When Paddington Bear (voiced by Ben Wishaw)’s home in the rainforest gets demolished and his Uncle Pastuzo (voice of Michael Gambon) unexpectedly dies, the bear’s Aunt Lucy (Imelda Staunton) sends him as a stowaway on a boat bound for London, where she encourages him to get in touch with the intrepid explorer who befriended the bears an indeterminate amount of time before, Montgomery Clift (Tim Downie.)
The continued lifespan of Clift seems highly unlikely, but while waiting at the station Paddington is taken home by the eccentric rown family- loving mother Mary (Sally Hawkins,) uptight dad Henry (Hugh Bonneville,) and bored kids Jonathan (Samuel Joslin) and Judy (Madeleine Harris.)
The irate Henry has trouble warming up to this big-hearted bear with a knack for trouble, and while the family unit gradually succumbs to Paddington’s cuteness, Cruella De Ville-esque baddie Millicent (Nicole Kidman) prowls the scene, set on stuffing Paddington and putting him on display in a museum!
“Paddington” is quite the potpourri of happenin’ British talent, including Julie Walters as a live-in relative of the Brown’s and Peter Capaldi as the kind of meddling neighbor everyone’s had at one point or another, who becomes stupidly enamored with Kidman’s venomous femme fatale. The CGI is amazing, and brings vim, vigor, and personality to the bears that the script falls a little short on.
Now for the weaknesses- I didn’t really care about any of the characters, not even Paddington, who despite being cute and fuzzy, and a brilliant visual creation, was not really all that compelling. The plot of very typical and the big showdown was mundane as they come. The kids were annoying and rude, particularly the girl.
On the other hand, she was obviously going through a scary time called puberty, so her dark moods and constant embarrassment at the antics of her family were realistic, they just weren’t very fun to watch. The boy wasn’t as bad but was very disrespectful to his father, stating at one point that “Dad’s always been boring and annoying.”

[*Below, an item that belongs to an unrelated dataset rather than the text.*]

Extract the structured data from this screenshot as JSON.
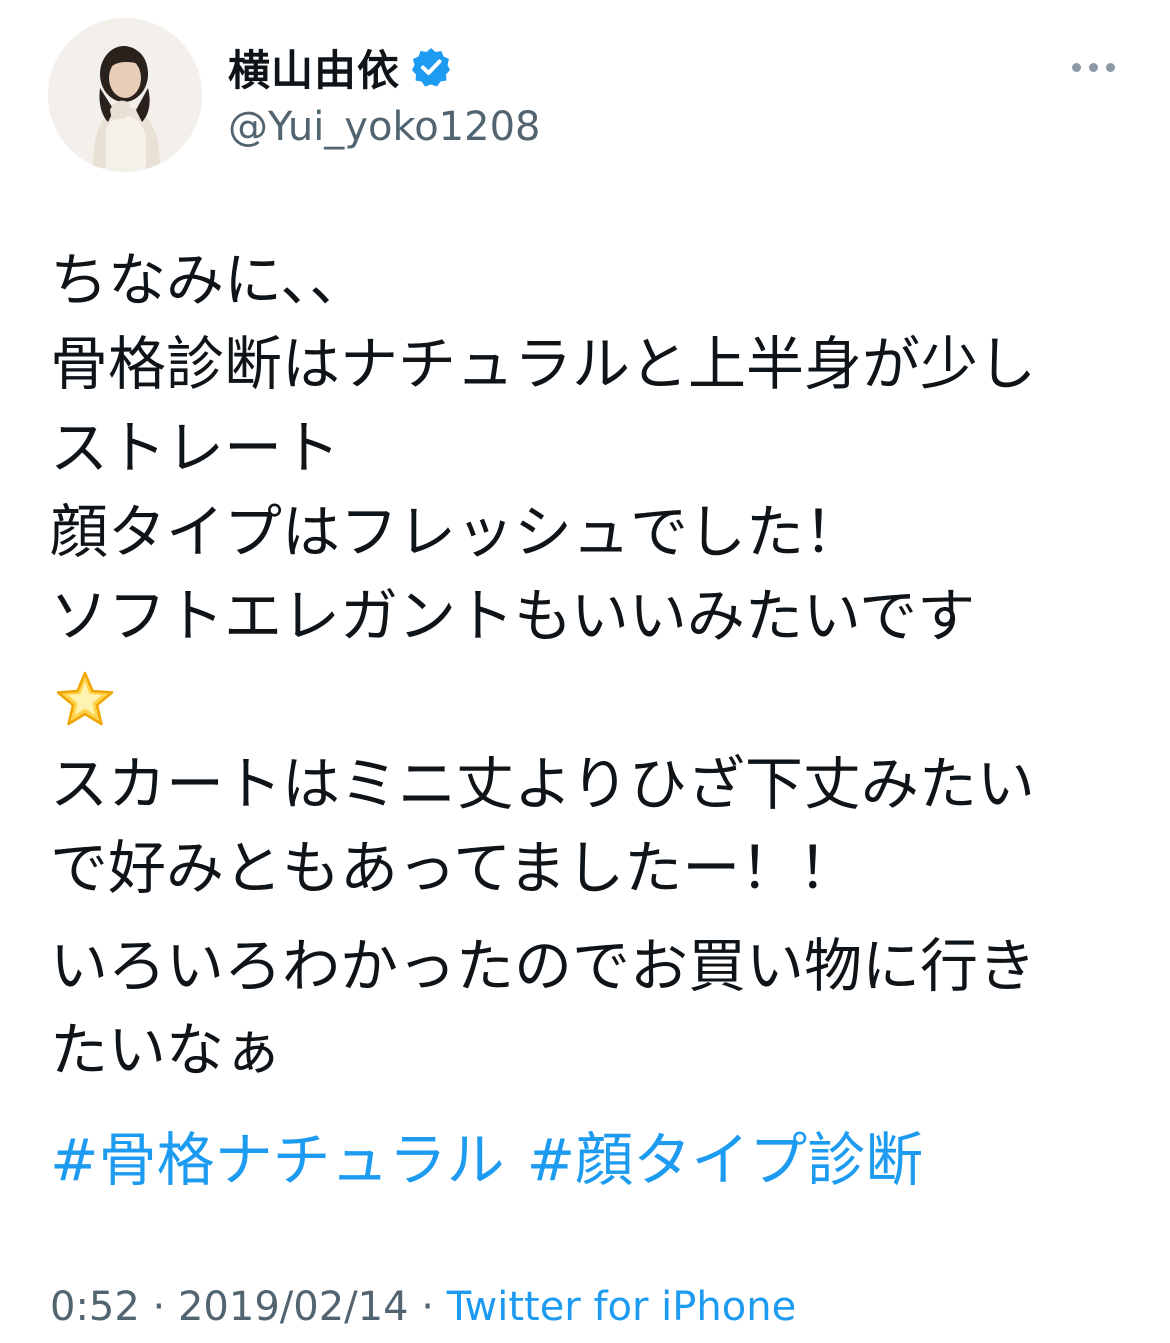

I didn’t perceive a development of genuine respect between the kids and their father. Dad gets treated like a trained monkey throughout, rewarded with hugs and conditional love when he does right, and being totally disregarded when he acts like a grouch. Should the monkey rise to the occasion and let the bear stay, give him a banana. The characters and relationships were rather stereotypical, although the actors did what they could with the clichéd material.
However, the jokes were often effective, and I laughed readily at various points of the movie. Paddington wrecking the bathroom, Mr. Curry’s hopeless crush on the villainess, Henry Brown going into the information bank in very deep disguise… these scenes were amusing (if somewhat sitcomish and, in the cast of Capaldi’s infatuation, ripped directly from “Enchanted.”)
I felt conflicted while watching “Paddington” because while I was entertained overall by the motion picture, I kept thinking that the British actors featured had been in much better movies that won’t get nearly the attention that this did. Make no mistake, I think this is a good family movie that adults should get enjoyment out of. But it is not worthy of the rave reviews it has been getting. It just doesn’t have the innovation and genuineness of something like “Frozen” or “Up.” In other wards, a good kids movie, but not an outstanding film.